De plus, même si les acteurs interrogés reconnaissaient parfois une efficacité ponctuelle de l’écoute ou du traitement, ils considéraient que celui-ci était de courte durée et souvent uniquement « localisé » sur l’agent. Selon eux, il existait une difficulté de « trancher », de décider qui faisait que la situation restait bloquée au stade de la plainte. Certains exprimaient ainsi que l’organisation « laissait pourrir des situations ». Lorsqu’il y avait traitement, celui-ci se déroulait le plus souvent en urgence, par rapport à une situation de « crise ». Ce type de traitement mettait en évidence le manque d’implication de l’agent dans le processus. Il apparaissait également qu’il était courant que les agents en difficulté multiplient les formes de recours internes et sollicitent plusieurs acteurs successivement, soit par insatisfaction, soit pour s’assurer d’un traitement satisfaisant. Cette multiplication des recours constituait une difficulté pour les membres du second niveau du dispositif, qui se trouvaient alors souvent face aux syndicats. L’affrontement qui existait entre la DRH et les syndicats complexifiait profondément le processus de traitement. Enfin, tous les acteurs interrogés questionnaient fortement l’utilité et l’objet du troisième niveau du dispositif.

Par conséquent, l’évaluation a mis en évidence que l’organisation avait une difficulté à s’interroger, que les limites d’action pour traiter avait peu à peu été favorables à une interprétation individualisante des situations. Le dispositif, non seulement était une réponse aux situations de violences internes, mais également de souffrance et semblait intervenir sur les problèmes de reclassement et les problèmes médicaux. Le glissement observé du dysfonctionnement relationnel au dysfonctionnement individuel avait sans doute été alimenté par une confusion des cadres dans lesquels les problèmes liés à la santé au travail étaient évoqués. Les membres du dispositif soulignaient leur difficulté à traiter mais également à demeurer neutres et objectifs. Les acteurs organisationnels et institutionnels s’étaient exprimés sur l’existence d’un problème de confiance lié au traitement des situations mais également un problème de confiance dans les membres du dispositif aux deux premiers niveaux. L’un des principaux freins au traitement efficace était les tensions entre la DRH, acteur unique du dispositif, et les syndicats. Ils soulignaient la difficulté pour l’organisation et la direction de reconnaître une problématique liée au management, ce qui empêchait de franchir l’étape du troisième niveau. Celui-ci apparaissait plus dissuasif aux membres du dispositif qu’aux agents eux-mêmes. Les syndicats accusaient la DRH de « protéger » l’encadrement, ceux qui avaient été placés là par l’institution. Ainsi, le traitement se heurtait au statut. Et les membres du dispositif le reconnaissaient.
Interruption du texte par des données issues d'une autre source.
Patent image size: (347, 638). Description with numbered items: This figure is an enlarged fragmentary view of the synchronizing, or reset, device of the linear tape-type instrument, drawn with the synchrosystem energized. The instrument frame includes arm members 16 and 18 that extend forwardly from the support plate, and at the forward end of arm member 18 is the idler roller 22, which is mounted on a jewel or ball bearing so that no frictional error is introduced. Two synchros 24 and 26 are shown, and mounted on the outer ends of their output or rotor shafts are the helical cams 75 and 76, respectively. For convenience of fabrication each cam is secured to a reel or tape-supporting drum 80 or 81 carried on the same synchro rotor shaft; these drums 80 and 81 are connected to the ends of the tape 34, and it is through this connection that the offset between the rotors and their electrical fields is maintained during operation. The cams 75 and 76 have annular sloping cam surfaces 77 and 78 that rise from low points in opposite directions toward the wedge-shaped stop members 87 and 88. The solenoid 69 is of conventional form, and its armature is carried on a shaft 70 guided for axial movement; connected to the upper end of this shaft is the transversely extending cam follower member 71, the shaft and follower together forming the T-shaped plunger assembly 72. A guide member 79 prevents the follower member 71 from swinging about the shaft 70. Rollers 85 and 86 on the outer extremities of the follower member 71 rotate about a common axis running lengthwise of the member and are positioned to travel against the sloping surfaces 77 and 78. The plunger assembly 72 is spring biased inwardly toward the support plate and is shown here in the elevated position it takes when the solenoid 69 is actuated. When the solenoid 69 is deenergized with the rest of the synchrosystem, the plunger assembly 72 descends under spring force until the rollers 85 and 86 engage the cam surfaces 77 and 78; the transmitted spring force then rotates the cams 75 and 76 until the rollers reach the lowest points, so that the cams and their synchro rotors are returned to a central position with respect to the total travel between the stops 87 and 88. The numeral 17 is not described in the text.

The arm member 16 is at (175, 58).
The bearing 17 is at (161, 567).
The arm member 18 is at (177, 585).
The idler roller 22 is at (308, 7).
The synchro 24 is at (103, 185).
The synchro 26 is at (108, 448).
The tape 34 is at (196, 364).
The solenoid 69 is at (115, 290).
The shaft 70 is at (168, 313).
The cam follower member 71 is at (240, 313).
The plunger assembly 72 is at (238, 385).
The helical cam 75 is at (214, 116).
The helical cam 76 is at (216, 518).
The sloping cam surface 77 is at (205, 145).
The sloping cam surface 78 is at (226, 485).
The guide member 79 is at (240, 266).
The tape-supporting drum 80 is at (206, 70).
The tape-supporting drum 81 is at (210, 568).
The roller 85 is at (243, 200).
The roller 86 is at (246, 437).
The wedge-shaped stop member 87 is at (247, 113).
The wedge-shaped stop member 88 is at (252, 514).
Enfin, un problème de lisibilité existait : il était complexe de distinguer la différence entre un traitement « ordinaire » par l’organisation et par le dispositif : quel était l’intérêt et la plus value du dispositif par rapport aux autres outils et instances pré-existantes ?

Environ deux mois après l’intervention, nous avons rencontré la directrice des ressources humaines pour commencer à apprécier les effets de l’intervention et les actions qui avaient été validées.

Notes
118.

Cf. annexes relatives au terrain G : Annexe 7.4. Les bilans d’activité du dispositif.